To most Santa Cruz residents, a pile of old wood on the side of the road is just trash. To Martijn Stiphout, founder of Ventana Surfboards and Supplies, it represents endless possibilities.
Reclaimed wood is readily available, and in Santa Cruz where redwood and old wood is so prolific, people throw it away every day.
“It breaks my heart that a tree once living can just be thrown away after a couple of years,” Stiphout says.
The idea for Ventana came about when Stiphout was out catching some waves on his foam surfboard and it snapped in half. It was then that he realized how often it must happen, and he wondered what he could do to prevent that.
“When my foam board broke, I figured I could make one out of wood for cheaper,” Stiphout says.

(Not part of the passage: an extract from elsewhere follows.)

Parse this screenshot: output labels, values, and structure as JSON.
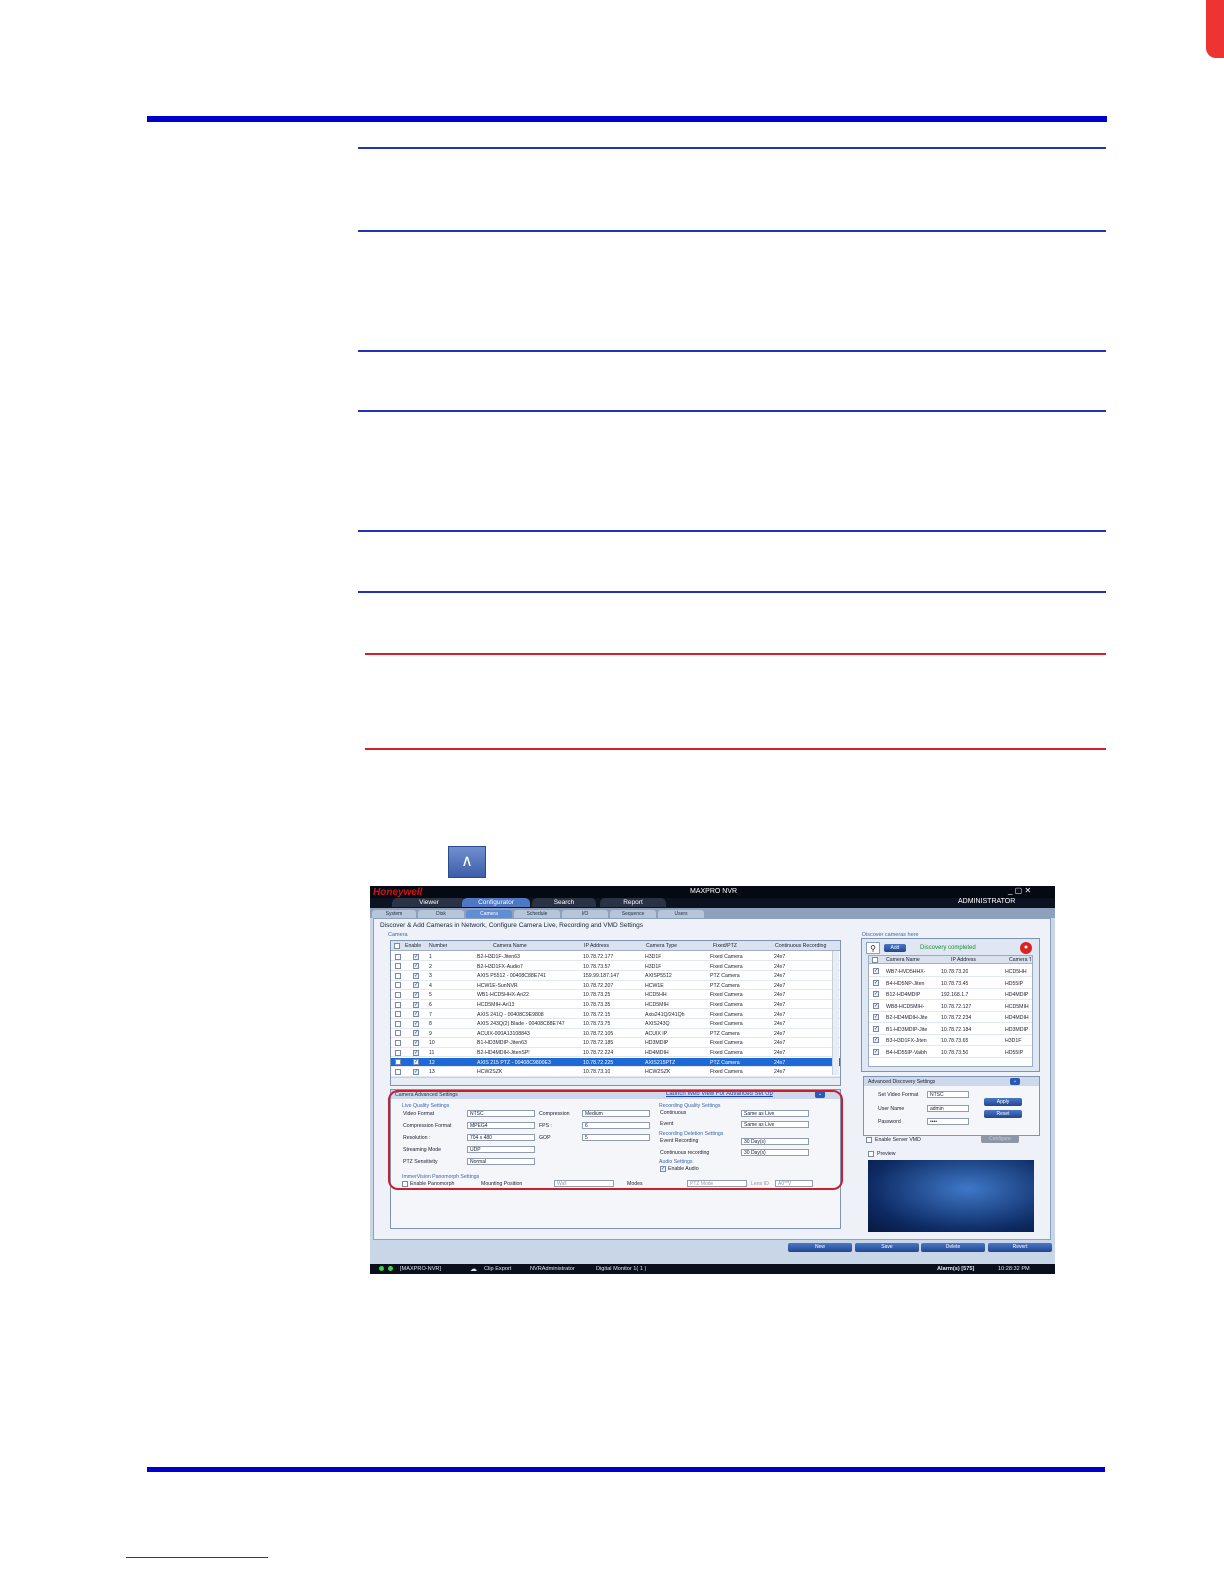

According to Stiphout, wooden boards aren’t just more durable; they are much better for the environment. Foam boards are made of polyurethane, which creates a carbon impact and is full of toxins.
Ventana Surfboards and Supplies became an online surf shop and wholesaler with occasional “pop up shops” around California in December 2014 with the help of David Dennis. Dennis manages the sales, marketing and surf supply for Ventana.

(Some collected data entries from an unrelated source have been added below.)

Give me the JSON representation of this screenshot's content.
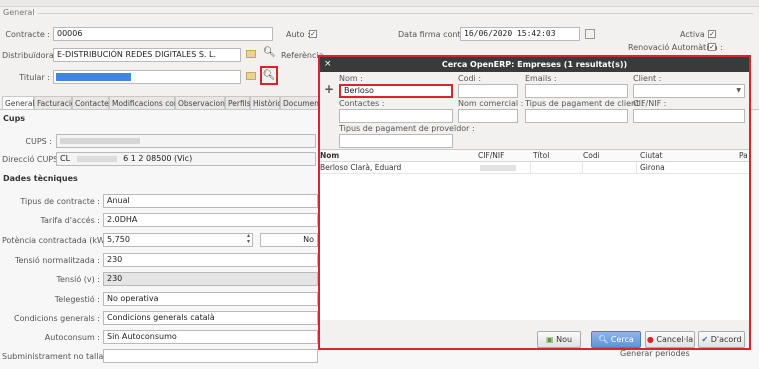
{
  "form": {
    "section_general": "General",
    "contracte_label": "Contracte :",
    "contracte_value": "00006",
    "auto_label": "Auto :",
    "distribuidora_label": "Distribuïdora :",
    "distribuidora_value": "E-DISTRIBUCIÓN REDES DIGITALES S. L.",
    "referencia_label": "Referència",
    "titular_label": "Titular :",
    "data_firma_label": "Data firma contracte :",
    "data_firma_value": "16/06/2020 15:42:03",
    "activa_label": "Activa :",
    "renovacio_label": "Renovació Automàtica :",
    "tabs": [
      "General",
      "Facturació",
      "Contactes",
      "Modificacions contr.",
      "Observacions",
      "Perfils",
      "Històric",
      "Documents"
    ],
    "section_cups": "Cups",
    "cups_label": "CUPS :",
    "direccio_label": "Direcció CUPS :",
    "direccio_prefix": "CL",
    "direccio_value": "6 1 2 08500 (Vic)",
    "section_dades": "Dades tècniques",
    "tipus_contracte_label": "Tipus de contracte :",
    "tipus_contracte_value": "Anual",
    "tarifa_label": "Tarifa d'accés :",
    "tarifa_value": "2.0DHA",
    "potencia_label": "Potència contractada (kW) :",
    "potencia_value": "5,750",
    "potencia_no": "No",
    "tensio_norm_label": "Tensió normalitzada :",
    "tensio_norm_value": "230",
    "tensio_label": "Tensió (v) :",
    "tensio_value": "230",
    "telegestio_label": "Telegestió :",
    "telegestio_value": "No operativa",
    "condicions_label": "Condicions generals :",
    "condicions_value": "Condicions generals català",
    "autoconsum_label": "Autoconsum :",
    "autoconsum_value": "Sin Autoconsumo",
    "subministrament_label": "Subministrament no tallable :",
    "generar_periodes": "Generar periodes"
  },
  "dialog": {
    "title": "Cerca OpenERP: Empreses (1 resultat(s))",
    "nom_label": "Nom :",
    "nom_value": "Berloso",
    "codi_label": "Codi :",
    "emails_label": "Emails :",
    "client_label": "Client :",
    "contactes_label": "Contactes :",
    "nom_comercial_label": "Nom comercial :",
    "tipus_pagament_client_label": "Tipus de pagament de client :",
    "cif_nif_label": "CIF/NIF :",
    "tipus_pagament_proveidor_label": "Tipus de pagament de proveïdor :",
    "columns": [
      "Nom",
      "CIF/NIF",
      "Títol",
      "Codi",
      "Ciutat",
      "Pa"
    ],
    "rows": [
      {
        "nom": "Berloso Clarà, Eduard",
        "cif": "",
        "titol": "",
        "codi": "",
        "ciutat": "Girona"
      }
    ],
    "btn_nou": "Nou",
    "btn_cerca": "Cerca",
    "btn_cancel": "Cancel·la",
    "btn_dacord": "D'acord"
  },
  "colors": {
    "highlight": "#d9232d",
    "dialog_title_bg": "#3a3a3a",
    "primary": "#5e93d8"
  }
}
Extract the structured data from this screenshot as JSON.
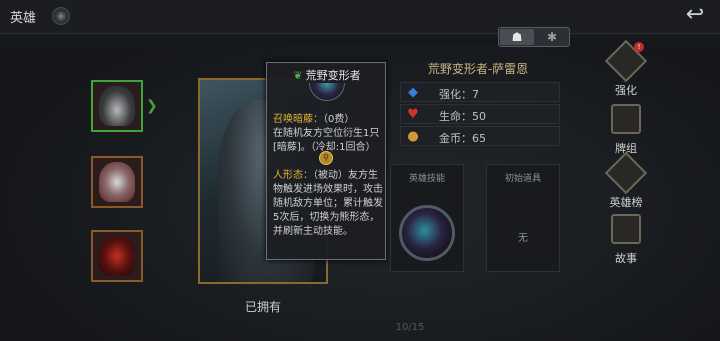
{
  "top": {
    "title": "英雄",
    "back_icon": "back-arrow-icon"
  },
  "toggle": {
    "left_icon": "skull-icon",
    "right_icon": "paw-icon"
  },
  "hero_list": [
    {
      "name": "hero-1",
      "selected": true
    },
    {
      "name": "hero-2",
      "selected": false
    },
    {
      "name": "hero-3",
      "selected": false
    }
  ],
  "portrait": {
    "owned_label": "已拥有",
    "page": "10/15"
  },
  "tooltip": {
    "title": "荒野变形者",
    "skill1_name": "召唤暗藤：",
    "skill1_cost": "（0费）",
    "skill1_desc": "在随机友方空位衍生1只[暗藤]。（冷却:1回合）",
    "skill2_name": "人形态：",
    "skill2_desc": "（被动）友方生物触发进场效果时，攻击随机敌方单位；累计触发5次后，切换为熊形态，并刷新主动技能。"
  },
  "hero": {
    "name": "荒野变形者-萨雷恩",
    "stats": [
      {
        "icon": "shield-icon",
        "label": "强化：",
        "value": "7",
        "color": "#3a7bd5"
      },
      {
        "icon": "heart-icon",
        "label": "生命：",
        "value": "50",
        "color": "#d0342c"
      },
      {
        "icon": "coin-icon",
        "label": "金币：",
        "value": "65",
        "color": "#d09a3a"
      }
    ]
  },
  "panels": {
    "skill_title": "英雄技能",
    "item_title": "初始道具",
    "item_none": "无"
  },
  "menu": [
    {
      "label": "强化",
      "badge": "!"
    },
    {
      "label": "牌组"
    },
    {
      "label": "英雄榜"
    },
    {
      "label": "故事"
    }
  ]
}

Stiphout takes about three to four weeks to make a board, and he can work on up to two in one month. Working on more than two boards at once is overwhelming, he says.
Each board is made with fiberglass cloth and bio resin, which is 75 percent tree sap based. While each board is visually different, Stiphout has used materials such as abalone pieces, stone, shells, jade, driftwood and historical metal on his boards to create a one-of-a-kind look.
“The most sustainable material I’ve found is redwood,” Stiphout said. “Most of my boards have redwood, but if not, it is always reclaimed wood.”
Stiphout prefers to work with redwood or cedar while making boards, but he will use anything he can get his hands on.
Ventana has various recycling partnerships set up around Santa Cruz; the Santa Cruz Guitar Company and Soquel Vineyards both give wood scraps to Stiphout.
Each board is a hollow, wooden, work of art and can be placed indoors for decoration or taken out for an environmentally friendly surf day.
Stiphout has made many boards over the years, but there’s one that is unforgettable to him. It had thick redwood bands, cork on the rails, and it could surf like nothing else.
“I took it out for one ride and then sold it,” Stiphout said “But I’ll always remember everything about that board.”